A l'origine, il y a un fait divers survenu en 1971. "La fusillade de Puteaux" renvoie à un colleur d'affiche socialiste tué par un potentiel groupe de partisans du maire en place. Le procès de 1974 amènera le fameux Charles Ceccaldi-Raynaud à passer devant les tribunaux. Il sera condamné à une amende de 200 000 francs de dommages et intérêts, certains employés de mairie étant impliqués dans le meurtre. L'affaire inspire rapidement le cinéma avec tout d'abord Il n'y a pas de fumée sans feu (André Cayatte, 1973), puis Adieu poulet, lui-même inspiré du roman de Raf Vallet (1974).

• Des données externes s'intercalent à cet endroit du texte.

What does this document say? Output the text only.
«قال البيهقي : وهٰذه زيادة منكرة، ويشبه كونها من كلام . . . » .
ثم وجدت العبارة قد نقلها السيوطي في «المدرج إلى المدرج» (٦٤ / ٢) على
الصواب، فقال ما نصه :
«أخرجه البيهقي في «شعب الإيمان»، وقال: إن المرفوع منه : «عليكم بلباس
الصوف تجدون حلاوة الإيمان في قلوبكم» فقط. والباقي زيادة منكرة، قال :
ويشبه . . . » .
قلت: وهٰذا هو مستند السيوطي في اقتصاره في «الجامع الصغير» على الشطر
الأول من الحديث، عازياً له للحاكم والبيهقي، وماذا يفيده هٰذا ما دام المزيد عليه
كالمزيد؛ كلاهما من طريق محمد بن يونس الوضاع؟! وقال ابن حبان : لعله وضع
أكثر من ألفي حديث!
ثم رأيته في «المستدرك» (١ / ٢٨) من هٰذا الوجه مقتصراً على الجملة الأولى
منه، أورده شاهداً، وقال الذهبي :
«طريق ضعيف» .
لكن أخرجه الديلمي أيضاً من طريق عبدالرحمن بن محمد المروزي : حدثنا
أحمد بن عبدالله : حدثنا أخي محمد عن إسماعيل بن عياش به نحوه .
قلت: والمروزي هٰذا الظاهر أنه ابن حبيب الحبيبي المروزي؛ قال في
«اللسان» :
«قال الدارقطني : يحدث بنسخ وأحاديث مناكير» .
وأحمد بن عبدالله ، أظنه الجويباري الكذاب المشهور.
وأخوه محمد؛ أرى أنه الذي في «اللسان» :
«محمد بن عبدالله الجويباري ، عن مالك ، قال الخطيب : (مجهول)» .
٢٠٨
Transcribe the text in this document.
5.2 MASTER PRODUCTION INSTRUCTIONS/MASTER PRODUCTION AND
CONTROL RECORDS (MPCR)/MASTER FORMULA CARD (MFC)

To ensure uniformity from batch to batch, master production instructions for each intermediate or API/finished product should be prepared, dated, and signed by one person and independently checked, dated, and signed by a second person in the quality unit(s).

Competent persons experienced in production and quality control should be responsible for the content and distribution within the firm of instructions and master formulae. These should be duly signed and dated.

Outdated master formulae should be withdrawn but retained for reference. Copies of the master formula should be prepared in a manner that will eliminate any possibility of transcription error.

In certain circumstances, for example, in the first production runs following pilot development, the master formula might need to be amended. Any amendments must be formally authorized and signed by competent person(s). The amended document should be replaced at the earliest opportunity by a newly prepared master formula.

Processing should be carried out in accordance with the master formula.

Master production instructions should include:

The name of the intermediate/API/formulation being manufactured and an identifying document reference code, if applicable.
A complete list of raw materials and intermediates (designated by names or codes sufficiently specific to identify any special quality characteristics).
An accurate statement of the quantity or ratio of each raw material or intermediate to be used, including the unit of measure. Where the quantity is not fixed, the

Si le début du film renvoie directement à l'affaire avec l'assassinat lié à la politique, le reste du scénario de Francis Veber renvoie davantage à une enquête classique. Mais là où l'auteur du Dîner de cons et le réalisateur de La Veuve Couderc se font plaisir, c'est avec le flic incarné par Lino Ventura. Il est la figure incorruptible que l'on veut faire tomber par tous les moyens. Un politique froissé ? On opte pour une promotion bien loin de la ville. Quand il va trop loin dans l'enquête, on opte pour de soi-disant pots de vins, des magouilles ou une mise à l'écart. On voit Ventura subir une vendetta personnelle prenant des proportions incroyables.
On pourrait penser que le politique joué par Victor Lanoux (très éloigné du sympathique Louis la brocante) est le grand manitou, mais le pire cas reste celui joué par Julien Guiomar. Supérieur de Ventura et Dewaere, il est la figure de poids qui peut vous broyer en un clin d'œil. Si Dewaere incarne le sidekick sympathique de Ventura, Pierre Tornade est son opposé. Le commissaire sera montré plusieurs fois sur le terrain, quitte à passer à l'action au poing ou au flingue. Mais son successeur est plus pantouflard. Le dialogue entre les deux cocos n'en devient que plus croustillant, Tornade apparaissant comme un lâche préférant rester dans son bureau ; et le final ne fait que confirmer son impuissance et son incompétence.
Le procès fait à Ventura par le juge Claude Rich est celui de ses supérieurs et il paye pour eux. L'affaire n'est qu'une trame de fond pour montrer une hiérarchie bouffée par les jeux de pouvoir et incapable de se remettre en question. La fin n'est donc pas un vulgaire "tout ça pour ça". Il est au contraire un magnifique pied de nez orchestré par un Francis Veber qui n'a rien perdu de son mordant en passant au polar. Si Ventura s'est fait malmené tout le long du film, c'est à lui de rendre la pareille.
Adieu poulet aurait pu être un film dossier comme le cinéma français en raffolait dans les 70's. Mais il s'avère être un polar efficace avec un casting solide, dégommant une certaine image de la justice. Au final, personne ne la rendra.